Public health’s side

In Brownsville, Esmeralda Guajardo, Cameron County’s health administrator, warned the shelter-in-place order’s expiration amid limited testing access could lead to a spike in virus cases.

“ I understand for some this is causing a lot of anxiety but it’s the only way we can contain it and save lives,” she said, referring to the shelter-in-place order, adding “this is public health speaking.”

“ I’m concerned of what this is going to do to the number of cases in Cameron County,” she said. “Without testing availability and quick results combined with a lot of movement, it’s going to be very difficult for us to control it.”

In Raymondville, Dr. Mario Sanchez, Willacy County’s medical director, warned the order’s expiration along with businesses’ reopening could lead to more cases in this sparsely populated rural county of 22,000 where health officials have confirmed 13 COVID-19 cases.

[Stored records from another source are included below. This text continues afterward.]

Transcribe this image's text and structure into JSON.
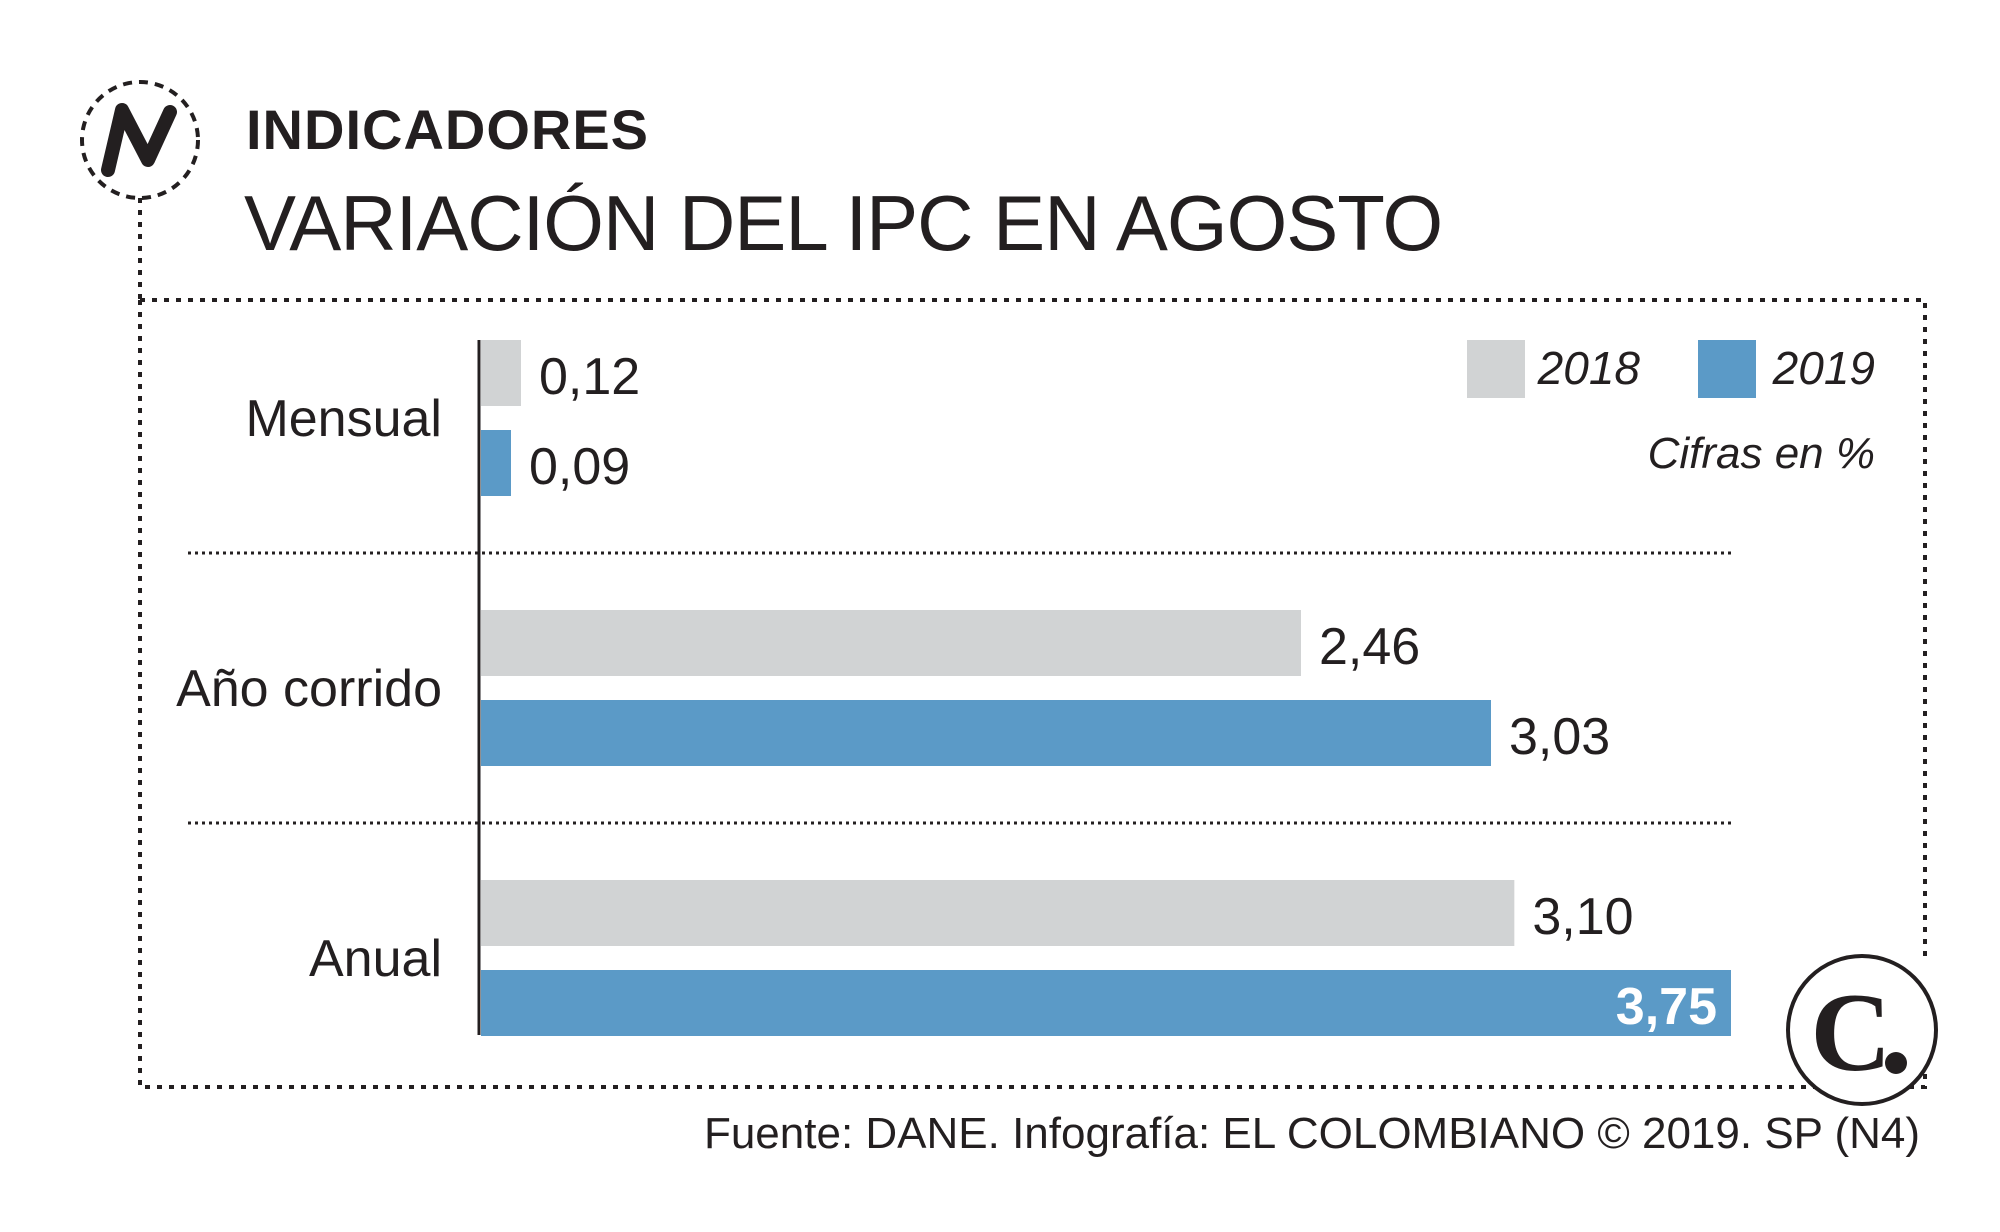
{
  "header": {
    "kicker": "INDICADORES",
    "title": "VARIACIÓN DEL IPC EN AGOSTO"
  },
  "legend": {
    "items": [
      {
        "label": "2018",
        "color": "#d1d3d4"
      },
      {
        "label": "2019",
        "color": "#5b9ac7"
      }
    ],
    "units_note": "Cifras en %"
  },
  "chart_data": {
    "type": "bar",
    "orientation": "horizontal",
    "categories": [
      "Mensual",
      "Año corrido",
      "Anual"
    ],
    "series": [
      {
        "name": "2018",
        "values": [
          0.12,
          2.46,
          3.1
        ],
        "labels": [
          "0,12",
          "2,46",
          "3,10"
        ],
        "color": "#d1d3d4"
      },
      {
        "name": "2019",
        "values": [
          0.09,
          3.03,
          3.75
        ],
        "labels": [
          "0,09",
          "3,03",
          "3,75"
        ],
        "color": "#5b9ac7"
      }
    ],
    "xlim": [
      0,
      3.75
    ],
    "grid": false,
    "legend": "top-right"
  },
  "footer": {
    "source": "Fuente: DANE. Infografía: EL COLOMBIANO © 2019. SP (N4)"
  },
  "brand": {
    "section_icon": "n-indicator-icon",
    "logo_letter": "C",
    "logo_icon": "el-colombiano-logo-icon"
  }
}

“ I feel we’re moving a little bit too fast — probably another two weeks,” Sanchez said.

“ Down here, it hasn’t hit us bad. I’m hoping that it’s as bad as it’s going to get,” he said, referring to the number of county cases.

“ It creates a lot of anxiety for people to be inside all the time. I understand people want to get back to working,” he said. “But some of these businesses are going to be risking their health. If we start seeing a rise (in cases), I think they’ll get more strict.”